Anish Kapoor ‘declares victory’ over the National Rifle Association
He said the group’s ‘bullying and intimidation has not succeeded’.
British sculptor Anish Kapoor has “declared victory” over the National Rifle Association (NRA), saying it is removing the image of his sculpture from its “toxic video”.
Kapoor, famous for his Orbit sculpture at London’s Queen Elizabeth Olympic Park, had initiated legal proceedings against the powerful gun group.
His sculpture, Cloud Gate, was installed in Chicago in 2006 and, known as The Bean, it has become popular with locals and tourists.
It was used in NRA’s video The Violence Of Lies, which was widely criticised for sparking fear and encouraging violence.
The artist said in a statement: “We are pleased to declare victory over the NRA.
“They have now complied with our demand to remove the unauthorised image of my sculpture Cloud Gate from their abhorrent video, The Violence Of Lies, which seeks to promote fear, hostility and division in American society.
“Their bullying and intimidation has not succeeded.”

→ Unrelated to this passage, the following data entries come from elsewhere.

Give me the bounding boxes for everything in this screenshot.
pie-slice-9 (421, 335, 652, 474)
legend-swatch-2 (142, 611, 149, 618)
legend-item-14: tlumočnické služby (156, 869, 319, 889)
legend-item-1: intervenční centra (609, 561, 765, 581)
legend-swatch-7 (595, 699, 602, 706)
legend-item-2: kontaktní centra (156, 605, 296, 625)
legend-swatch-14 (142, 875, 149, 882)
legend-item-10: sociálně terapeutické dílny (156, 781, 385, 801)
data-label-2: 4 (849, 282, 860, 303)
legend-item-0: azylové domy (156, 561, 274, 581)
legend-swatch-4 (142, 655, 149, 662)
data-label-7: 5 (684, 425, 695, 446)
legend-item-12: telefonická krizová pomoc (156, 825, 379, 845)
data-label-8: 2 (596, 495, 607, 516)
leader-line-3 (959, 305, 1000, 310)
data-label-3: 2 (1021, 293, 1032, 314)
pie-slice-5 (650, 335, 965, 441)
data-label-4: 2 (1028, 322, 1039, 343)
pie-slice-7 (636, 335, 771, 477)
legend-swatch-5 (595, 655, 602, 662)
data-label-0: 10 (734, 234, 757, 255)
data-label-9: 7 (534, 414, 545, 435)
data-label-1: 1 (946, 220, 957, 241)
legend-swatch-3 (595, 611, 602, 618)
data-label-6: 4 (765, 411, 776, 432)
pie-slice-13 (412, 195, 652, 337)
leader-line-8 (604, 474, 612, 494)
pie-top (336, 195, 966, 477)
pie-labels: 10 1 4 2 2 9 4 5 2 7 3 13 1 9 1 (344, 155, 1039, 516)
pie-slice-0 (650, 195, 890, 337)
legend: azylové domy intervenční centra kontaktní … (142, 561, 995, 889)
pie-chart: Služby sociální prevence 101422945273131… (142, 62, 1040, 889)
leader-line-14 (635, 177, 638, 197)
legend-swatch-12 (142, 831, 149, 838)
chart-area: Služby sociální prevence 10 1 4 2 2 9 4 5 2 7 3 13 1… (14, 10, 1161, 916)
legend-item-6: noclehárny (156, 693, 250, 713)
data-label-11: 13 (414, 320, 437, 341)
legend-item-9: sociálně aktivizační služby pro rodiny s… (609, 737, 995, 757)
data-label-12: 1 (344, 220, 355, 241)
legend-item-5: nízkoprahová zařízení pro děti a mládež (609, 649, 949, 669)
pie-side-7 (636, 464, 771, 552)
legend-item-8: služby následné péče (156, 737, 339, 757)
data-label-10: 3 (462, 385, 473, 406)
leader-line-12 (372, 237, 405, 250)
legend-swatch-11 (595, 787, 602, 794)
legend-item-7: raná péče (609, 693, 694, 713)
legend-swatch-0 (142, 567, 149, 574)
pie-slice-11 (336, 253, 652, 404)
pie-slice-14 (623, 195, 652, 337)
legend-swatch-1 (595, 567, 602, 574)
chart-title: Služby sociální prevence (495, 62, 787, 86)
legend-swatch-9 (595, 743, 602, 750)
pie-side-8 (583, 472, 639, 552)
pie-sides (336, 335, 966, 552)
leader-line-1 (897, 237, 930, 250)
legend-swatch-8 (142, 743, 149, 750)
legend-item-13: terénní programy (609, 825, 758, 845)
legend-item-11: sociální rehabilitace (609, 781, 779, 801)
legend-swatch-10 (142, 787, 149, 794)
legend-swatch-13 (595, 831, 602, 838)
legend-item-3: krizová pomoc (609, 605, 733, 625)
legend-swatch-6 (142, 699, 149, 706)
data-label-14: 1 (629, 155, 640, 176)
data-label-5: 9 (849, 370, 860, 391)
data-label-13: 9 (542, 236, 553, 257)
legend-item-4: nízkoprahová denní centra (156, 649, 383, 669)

A spokeswoman for Kapoor said the agreement was signed out of court and stated that the NRA must remove any online content containing an image of the work within seven days.
Kapoor called the move “a victory, not just in defence of the copyright of my work, but it is also a declaration that we stand with those who oppose gun violence in America and elsewhere.
“The NRA will not be allowed to use art in support of their propaganda,” he said.
“Their toxic video called for the ‘clenched fist of truth’.
“We in our turn call for the clenched fist of resistance, solidarity and humanity.”
He called on the NRA “to do the honourable thing and donate one million dollars to the victims of gun violence in America”.
Kapoor is also famous for his giant red trumpet sculpture, which was installed at Tate Modern’s Turbine Hall as part of its series of annual commissions.